Suggested clinical actions
- Interpregnancy Timing: Based on this case and related reports [8, 9], clinicians may consider discussing with patients who have a history of uterine surgery the potential risks. While high-quality evidence is lacking, it is suggested as an expert opinion that a 6–12 month interpregnancy interval following myometrial resection may allow more complete uterine healing and potentially reduce the risk of rupture.
- Preconception Evaluation: For patients with a history of uterine surgery, it may be recommended to assess uterine integrity and other related risk factors before subsequent pregnancies.
- Pregnancy Surveillance: As supported by this case and other reports of uterine rupture following myometrial surgery [10–12], closer clinical and sonographic monitoring during pregnancy in patients with prior uterine surgery involving myometrial resection may help in earlier detection of complications.

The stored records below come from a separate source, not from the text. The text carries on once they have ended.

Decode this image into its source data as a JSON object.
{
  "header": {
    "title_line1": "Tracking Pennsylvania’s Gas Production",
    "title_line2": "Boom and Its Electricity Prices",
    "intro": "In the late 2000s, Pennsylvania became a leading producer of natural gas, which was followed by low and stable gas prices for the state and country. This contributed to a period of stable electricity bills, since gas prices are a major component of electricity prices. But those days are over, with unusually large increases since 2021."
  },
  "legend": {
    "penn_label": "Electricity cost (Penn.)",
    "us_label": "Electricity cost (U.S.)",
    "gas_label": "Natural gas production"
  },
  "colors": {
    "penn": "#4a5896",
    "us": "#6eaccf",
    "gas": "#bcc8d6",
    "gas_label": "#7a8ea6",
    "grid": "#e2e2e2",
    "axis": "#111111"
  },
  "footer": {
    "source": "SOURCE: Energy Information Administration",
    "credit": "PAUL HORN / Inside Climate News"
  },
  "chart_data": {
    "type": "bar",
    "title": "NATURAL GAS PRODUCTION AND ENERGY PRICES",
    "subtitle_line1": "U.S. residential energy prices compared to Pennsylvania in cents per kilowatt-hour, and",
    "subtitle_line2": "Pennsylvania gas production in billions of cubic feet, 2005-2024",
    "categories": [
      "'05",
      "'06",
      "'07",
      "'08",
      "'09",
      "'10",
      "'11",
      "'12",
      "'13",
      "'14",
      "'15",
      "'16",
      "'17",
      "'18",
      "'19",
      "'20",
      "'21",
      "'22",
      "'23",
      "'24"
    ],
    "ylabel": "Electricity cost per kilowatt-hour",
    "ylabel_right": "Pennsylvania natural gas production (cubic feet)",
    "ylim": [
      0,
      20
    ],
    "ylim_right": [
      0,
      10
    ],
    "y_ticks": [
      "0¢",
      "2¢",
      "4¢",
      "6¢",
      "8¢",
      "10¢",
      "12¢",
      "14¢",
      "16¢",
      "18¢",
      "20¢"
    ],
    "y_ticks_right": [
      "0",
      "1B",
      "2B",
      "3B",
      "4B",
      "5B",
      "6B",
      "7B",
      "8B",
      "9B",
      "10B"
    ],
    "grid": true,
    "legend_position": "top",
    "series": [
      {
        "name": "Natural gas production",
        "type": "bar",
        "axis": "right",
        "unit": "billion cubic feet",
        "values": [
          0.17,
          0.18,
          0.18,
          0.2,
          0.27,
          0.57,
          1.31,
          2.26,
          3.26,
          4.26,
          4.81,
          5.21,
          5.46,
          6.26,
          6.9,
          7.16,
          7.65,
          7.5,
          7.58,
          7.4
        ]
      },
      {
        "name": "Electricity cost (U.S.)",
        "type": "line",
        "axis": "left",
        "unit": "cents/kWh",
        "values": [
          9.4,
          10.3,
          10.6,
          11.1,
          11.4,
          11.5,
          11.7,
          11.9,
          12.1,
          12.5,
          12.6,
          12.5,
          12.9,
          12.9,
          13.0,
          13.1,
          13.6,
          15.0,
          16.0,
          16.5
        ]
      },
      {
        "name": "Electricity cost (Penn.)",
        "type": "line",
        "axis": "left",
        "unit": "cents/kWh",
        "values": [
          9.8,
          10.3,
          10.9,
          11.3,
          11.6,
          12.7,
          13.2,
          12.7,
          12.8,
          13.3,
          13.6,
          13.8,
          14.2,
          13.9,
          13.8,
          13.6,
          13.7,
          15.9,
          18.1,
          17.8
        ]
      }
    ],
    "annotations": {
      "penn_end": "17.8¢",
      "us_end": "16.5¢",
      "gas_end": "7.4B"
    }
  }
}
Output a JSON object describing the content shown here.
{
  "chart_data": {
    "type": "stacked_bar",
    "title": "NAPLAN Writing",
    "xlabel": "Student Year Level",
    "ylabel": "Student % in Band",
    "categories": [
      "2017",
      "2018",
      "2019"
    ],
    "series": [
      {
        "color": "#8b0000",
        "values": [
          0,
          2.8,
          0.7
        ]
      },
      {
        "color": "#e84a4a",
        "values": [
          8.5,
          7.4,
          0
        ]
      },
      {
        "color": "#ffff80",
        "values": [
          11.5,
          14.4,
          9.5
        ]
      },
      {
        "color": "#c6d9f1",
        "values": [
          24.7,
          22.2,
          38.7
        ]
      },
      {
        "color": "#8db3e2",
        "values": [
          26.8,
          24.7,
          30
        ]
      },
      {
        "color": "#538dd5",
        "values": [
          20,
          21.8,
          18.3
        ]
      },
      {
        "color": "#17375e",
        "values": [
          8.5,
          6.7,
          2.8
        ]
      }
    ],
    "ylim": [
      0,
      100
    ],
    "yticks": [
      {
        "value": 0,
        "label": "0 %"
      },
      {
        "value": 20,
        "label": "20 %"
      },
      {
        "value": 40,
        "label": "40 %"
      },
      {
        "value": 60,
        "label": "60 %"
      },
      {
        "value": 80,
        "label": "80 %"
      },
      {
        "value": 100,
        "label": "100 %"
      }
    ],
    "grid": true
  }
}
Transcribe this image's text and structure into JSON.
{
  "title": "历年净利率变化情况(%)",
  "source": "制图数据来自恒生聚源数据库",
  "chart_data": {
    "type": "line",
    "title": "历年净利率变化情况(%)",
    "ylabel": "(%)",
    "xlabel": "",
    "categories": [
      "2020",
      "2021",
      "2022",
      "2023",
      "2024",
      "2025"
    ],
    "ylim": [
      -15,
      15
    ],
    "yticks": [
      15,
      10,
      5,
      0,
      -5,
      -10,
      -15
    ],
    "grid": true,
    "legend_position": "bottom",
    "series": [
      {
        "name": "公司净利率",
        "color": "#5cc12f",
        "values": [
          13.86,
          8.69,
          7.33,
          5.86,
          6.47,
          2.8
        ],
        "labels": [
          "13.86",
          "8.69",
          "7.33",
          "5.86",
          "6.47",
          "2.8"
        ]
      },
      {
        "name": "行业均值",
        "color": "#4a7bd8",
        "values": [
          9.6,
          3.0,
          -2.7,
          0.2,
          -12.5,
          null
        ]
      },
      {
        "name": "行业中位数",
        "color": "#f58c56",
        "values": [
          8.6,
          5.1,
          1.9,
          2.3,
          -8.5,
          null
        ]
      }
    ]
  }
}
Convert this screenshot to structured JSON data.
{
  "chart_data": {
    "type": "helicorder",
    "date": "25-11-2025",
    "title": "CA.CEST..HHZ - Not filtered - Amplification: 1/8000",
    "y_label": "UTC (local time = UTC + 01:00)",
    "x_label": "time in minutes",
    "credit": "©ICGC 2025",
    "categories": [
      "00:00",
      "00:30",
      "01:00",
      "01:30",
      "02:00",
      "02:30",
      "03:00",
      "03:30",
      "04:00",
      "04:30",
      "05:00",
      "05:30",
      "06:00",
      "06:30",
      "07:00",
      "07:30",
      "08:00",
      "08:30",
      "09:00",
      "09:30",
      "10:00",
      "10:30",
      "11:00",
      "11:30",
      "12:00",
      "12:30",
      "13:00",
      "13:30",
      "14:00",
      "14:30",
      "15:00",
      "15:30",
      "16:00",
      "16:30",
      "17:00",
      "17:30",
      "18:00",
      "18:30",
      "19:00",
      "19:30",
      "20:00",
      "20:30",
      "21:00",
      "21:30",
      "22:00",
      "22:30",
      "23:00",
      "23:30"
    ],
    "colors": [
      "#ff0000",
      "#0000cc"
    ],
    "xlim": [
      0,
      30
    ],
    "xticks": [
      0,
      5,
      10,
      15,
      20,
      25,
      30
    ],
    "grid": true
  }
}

- Imaging Use: MRI may be helpful in selected cases when ultrasonography findings are inconclusive and when it does not delay urgent care, especially when UR is suspected [13].
Conclusions
Uterine rupture in the third trimester following prior uterine surgery involving myometrial resection is an obstetric rarity with significant implications. This case illustrates the critical role of imaging in diagnosis and management and raises concern that conception within five months after uterine surgeries involving myometrial resection may be associated with an increased risk of rupture. Adequate healing time and careful monitoring are essential to prevent such life-threatening complications.